Kurus badannya. Tapi suaranya cemengkling riang, giginya terlihat masih
utuh....
‘Ini kepok kuning… bagus dikolak. Ini kepok putih… kalau
digoreng sangat manis’. Lha kalau itu… pisang pista, kulit tipis… harum manis. Tapi
jangan dibeli karena belum mateng…...’
Aku hanya diam memperhatikan gerak tangannya yang cekatan, meskipun
telah ndredheg (gemetar.) ‘Sudah lama jualan, Mbah…?’
'Belum, ini ngejar rejeki buat lebaran?’
‘Putranya berapa Mbah?’
‘Kathah , banyak ..… pada glidik/kerja…’
‘Kok nggak rehat aja to Mbah… siyam-siyam kok jualan’
‘Lha nggih, ini karena siyam niku to, nggak boleh rehat… Mumpung
Gusti Allah paring sehat…’
Aku tercenung dengan jawaban perempuan sepuh itu.... Kulihat
tangannya ngelap kening dan dahinya yang
dlèwèran keringat dengan selendang lusuhnya.... Diantara para penjual ‘liar’
dipinggir jalan depan pasar itu, perempuan sepuh ini satu diantaranya yang
menggelar dagangan tanpa iyup iyup/ peneduh. Padahal hari itu panas luar
biasa...
‘Kalau pulang jam berapa Mbah?’
‘Kalau pulang jam berapa Mbah?’
‘Jam tiga sudah pulang ..…, lha ada kewajiban nyiapkan wedang
buat anak-anak TPA’
‘Kok kewajiban, yang mewajibkan siapa Mbah ?’
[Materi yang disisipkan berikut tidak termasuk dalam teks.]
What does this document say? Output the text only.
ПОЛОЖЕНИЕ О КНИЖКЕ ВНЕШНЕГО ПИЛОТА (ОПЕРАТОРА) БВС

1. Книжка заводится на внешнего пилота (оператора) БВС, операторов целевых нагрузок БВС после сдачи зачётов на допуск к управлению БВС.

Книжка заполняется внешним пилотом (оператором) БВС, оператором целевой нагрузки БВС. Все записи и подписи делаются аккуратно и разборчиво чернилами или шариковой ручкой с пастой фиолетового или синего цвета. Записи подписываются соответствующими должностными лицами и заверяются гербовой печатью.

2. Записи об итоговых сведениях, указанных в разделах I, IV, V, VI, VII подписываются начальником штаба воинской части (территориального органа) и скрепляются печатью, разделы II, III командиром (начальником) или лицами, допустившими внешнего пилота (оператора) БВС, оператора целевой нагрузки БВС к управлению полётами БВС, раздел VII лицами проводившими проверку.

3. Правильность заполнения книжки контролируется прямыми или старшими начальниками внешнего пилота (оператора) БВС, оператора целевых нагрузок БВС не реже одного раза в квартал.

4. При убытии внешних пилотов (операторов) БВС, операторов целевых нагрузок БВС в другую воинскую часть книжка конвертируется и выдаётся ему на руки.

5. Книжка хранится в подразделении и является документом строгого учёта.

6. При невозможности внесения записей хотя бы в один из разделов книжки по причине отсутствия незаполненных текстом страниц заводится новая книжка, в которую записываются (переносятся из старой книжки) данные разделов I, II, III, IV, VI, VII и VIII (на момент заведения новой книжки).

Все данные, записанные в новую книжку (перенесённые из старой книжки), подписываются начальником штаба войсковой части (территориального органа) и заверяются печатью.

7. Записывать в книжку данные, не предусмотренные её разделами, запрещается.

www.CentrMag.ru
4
‘Nggih kula, ya saya sendiri …’
‘Ooo…begitu…. Setiap hari, selama puasa?’
“Inggih… wong cuma anak limapuluhan..’
‘Wah panjenengan hebat nggih Mbah…’
‘Halah cuma wedang sama penganan kecil-kecil.. Yang penting
bocah-bocah rajin ngaji…, mbah sudah seneng. Jangan bodoh kaya Mbahe yang cuma
bisa Fathikah…’
Aku makin tercekat.
Kumasukkan semua pisang yang ditawarkan ke dalam tas kresek.
‘Kok banyak banget ...... mau buat apa?’ Tanya si mbah
heran.
Aku hanya tersenyum. ‘Semua berapa Mbah?’
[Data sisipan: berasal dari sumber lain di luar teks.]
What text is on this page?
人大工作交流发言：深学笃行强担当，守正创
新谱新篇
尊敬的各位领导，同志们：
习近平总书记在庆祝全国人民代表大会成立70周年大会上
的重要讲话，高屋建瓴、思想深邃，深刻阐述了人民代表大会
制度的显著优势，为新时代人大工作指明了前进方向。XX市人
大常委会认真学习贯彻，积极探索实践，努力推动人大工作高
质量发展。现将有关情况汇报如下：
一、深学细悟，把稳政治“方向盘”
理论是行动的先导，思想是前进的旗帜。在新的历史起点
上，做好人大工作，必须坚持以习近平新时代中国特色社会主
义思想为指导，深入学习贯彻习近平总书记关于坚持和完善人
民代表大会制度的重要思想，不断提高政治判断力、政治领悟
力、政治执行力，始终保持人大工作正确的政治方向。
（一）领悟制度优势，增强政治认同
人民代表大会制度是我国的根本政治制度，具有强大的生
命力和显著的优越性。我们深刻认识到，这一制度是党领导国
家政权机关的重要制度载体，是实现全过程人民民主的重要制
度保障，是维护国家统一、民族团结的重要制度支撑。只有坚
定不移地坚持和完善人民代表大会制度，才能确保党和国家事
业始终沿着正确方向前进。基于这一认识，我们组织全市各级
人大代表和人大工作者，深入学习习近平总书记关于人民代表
Perempuan sepuh itu menyebutkan nominal yang membuatku
tercengang... ‘Kok murah banget Mbah…’
‘Mboten… itu sudah pas, ini bukan pisang kulakan, panen kebun
sendiri...’
‘Nggih…matur nuwun…’ kataku sembari mengulurkan uang....
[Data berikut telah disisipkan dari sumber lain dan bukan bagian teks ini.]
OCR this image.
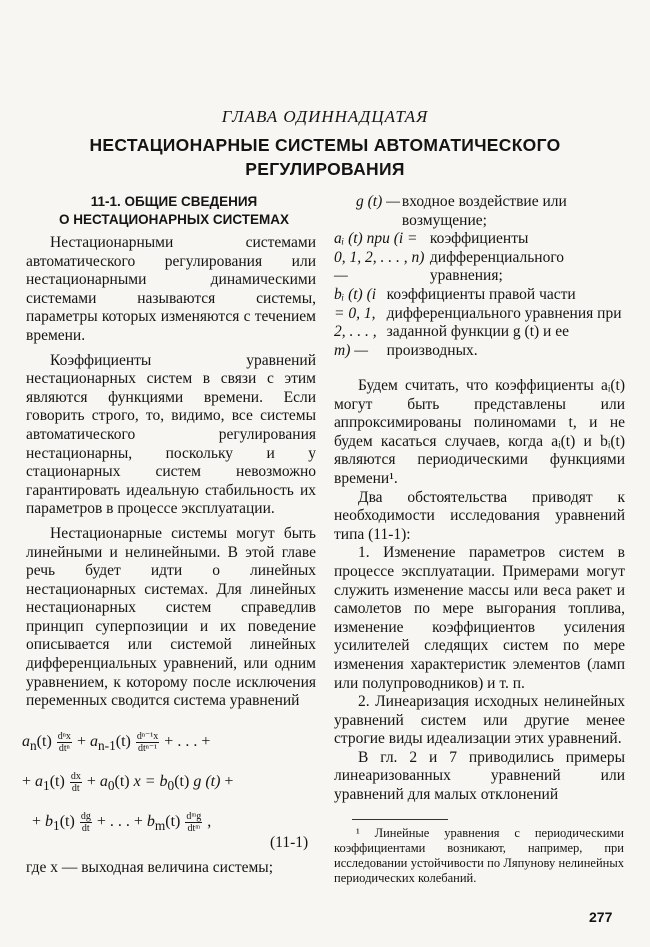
ГЛАВА ОДИННАДЦАТАЯ
НЕСТАЦИОНАРНЫЕ СИСТЕМЫ АВТОМАТИЧЕСКОГО
РЕГУЛИРОВАНИЯ
11-1. ОБЩИЕ СВЕДЕНИЯ
О НЕСТАЦИОНАРНЫХ СИСТЕМАХ

Нестационарными системами автоматического регулирования или нестационарными динамическими системами называются системы, параметры которых изменяются с течением времени.

Коэффициенты уравнений нестационарных систем в связи с этим являются функциями времени. Если говорить строго, то, видимо, все системы автоматического регулирования нестационарны, поскольку и у стационарных систем невозможно гарантировать идеальную стабильность их параметров в процессе эксплуатации.

Нестационарные системы могут быть линейными и нелинейными. В этой главе речь будет идти о линейных нестационарных системах. Для линейных нестационарных систем справедлив принцип суперпозиции и их поведение описывается или системой линейных дифференциальных уравнений, или одним уравнением, к которому после исключения переменных сводится система уравнений

$a_n(t) \frac{\text{dⁿx}}{\text{dtⁿ}} + a_{n-1}(t) \frac{\text{dⁿ⁻¹x}}{\text{dtⁿ⁻¹}}$ + . . . +
+ $a_1(t) \frac{dx}{dt} + a_0(t) x = b_0(t)$ g (t) +
+ $b_1(t) \frac{dg}{dt}$ + . . . + $b_m(t) \frac{\text{dᵐg}}{\text{dtᵐ}}$ ,
(11-1)
где x — выходная величина системы;
g (t) — входное воздействие или возмущение;
aᵢ (t) при (i = 0, 1, 2, . . . , n) —
коэффициенты дифференциального уравнения;
bᵢ (t) (i = 0, 1, 2, . . . , m) —
коэффициенты правой части дифференциального уравнения при заданной функции g (t) и ее производных.

Будем считать, что коэффициенты aᵢ(t) могут быть представлены или аппроксимированы полиномами t, и не будем касаться случаев, когда aᵢ(t) и bᵢ(t) являются периодическими функциями времени¹.

Два обстоятельства приводят к необходимости исследования уравнений типа (11-1):

1. Изменение параметров систем в процессе эксплуатации. Примерами могут служить изменение массы или веса ракет и самолетов по мере выгорания топлива, изменение коэффициентов усиления усилителей следящих систем по мере изменения характеристик элементов (ламп или полупроводников) и т. п.

2. Линеаризация исходных нелинейных уравнений систем или другие менее строгие виды идеализации этих уравнений.

В гл. 2 и 7 приводились примеры линеаризованных уравнений или уравнений для малых отклонений

¹ Линейные уравнения с периодическими коэффициентами возникают, например, при исследовании устойчивости по Ляпунову нелинейных периодических колебаний.
277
‘Aduh… mboten wonten susukepun/nggak ada kembalian, dereng kepayon/
belum laku…’
‘Saya tukar dulu Mbah…’ Aku sengaja meninggalkan perempuan sepuh
itu. Pisang telah kuletakkan di
motor. Mesin motor pun kunyalakan... Agak menjauh dari perempuan sepuh itu.. Kumasukkan
beberapa lembar uang lima ribuan yang masih baru, ke dalam amplop, Cukup dibagi
satu satu untuk anak TPA yang
katanya cah limapuluhan tadi. Penutup lem ampop kubuka lalu kurapatkan. ‘Niki
mbah, sudah saya tukar, sudah pas nggih…’ Perempuan sepuh itu menerima amplop
masih dengan tangan dredheg gemetar. Tanpa menunggu jawaban, aku segera
pergi...
Esoknya aku mampir lagi…tapi kosong. Berikutnya aku mampir
lagi…kosong juga. Penasaran kutanyakan pada ibu pedagang sebelahnya. ‘Mbahe kok
nggak jualan Mbak?,
‘Oh nggak, beliau … jualan kalau panen pisang aja, . ‘Sampyean
to yang kemarin ngasih amplop ... Walah Mbahe nangis ngguguk ..…jare bejo,
dapet qodaran.' . ujarnya
Qodaran barangkali yang dimaksudkan adalah Lailatul Qadar. Malam
yang konon lebih baik dari 1000 bulan. Para malaikat turun dari langit, Langit hati kita. Allah melapangkan rejeki
dan kemuliannya bagi yang dikehendaki, Pun mempersempit bagi yang dikehendaki
pula... Rejeki sesuai kapasitas kita... Lantas siapakah yang mendapatkannya??
Barangkali perempuan sepuh inilah yang mendapatkannya. Bukan
karena ia ahli ibadah.... Bukan pula karena I’tikafnya yang kuat di
masjid. Tapi dialah pelaksana dari yang katanya ‘hanya’ bisa fathikah itu.
Kesungguhan I’tikaf yang luar biasa. Bertindak, berlaku, dan berpasrah
dalam keriangan rasa. I’tikaf di masjid yang digelar dalam keluasan yang maha. Bukan
masjid yang sekadar bangunan ibadah. Kecintaannya yang sederhana dengan
penyiapan wedang dan penganan bagi limpuluhan bocah selama puasa, sungguh bukan
perkara mudah. Hanya cinta tuluslah yang bisa.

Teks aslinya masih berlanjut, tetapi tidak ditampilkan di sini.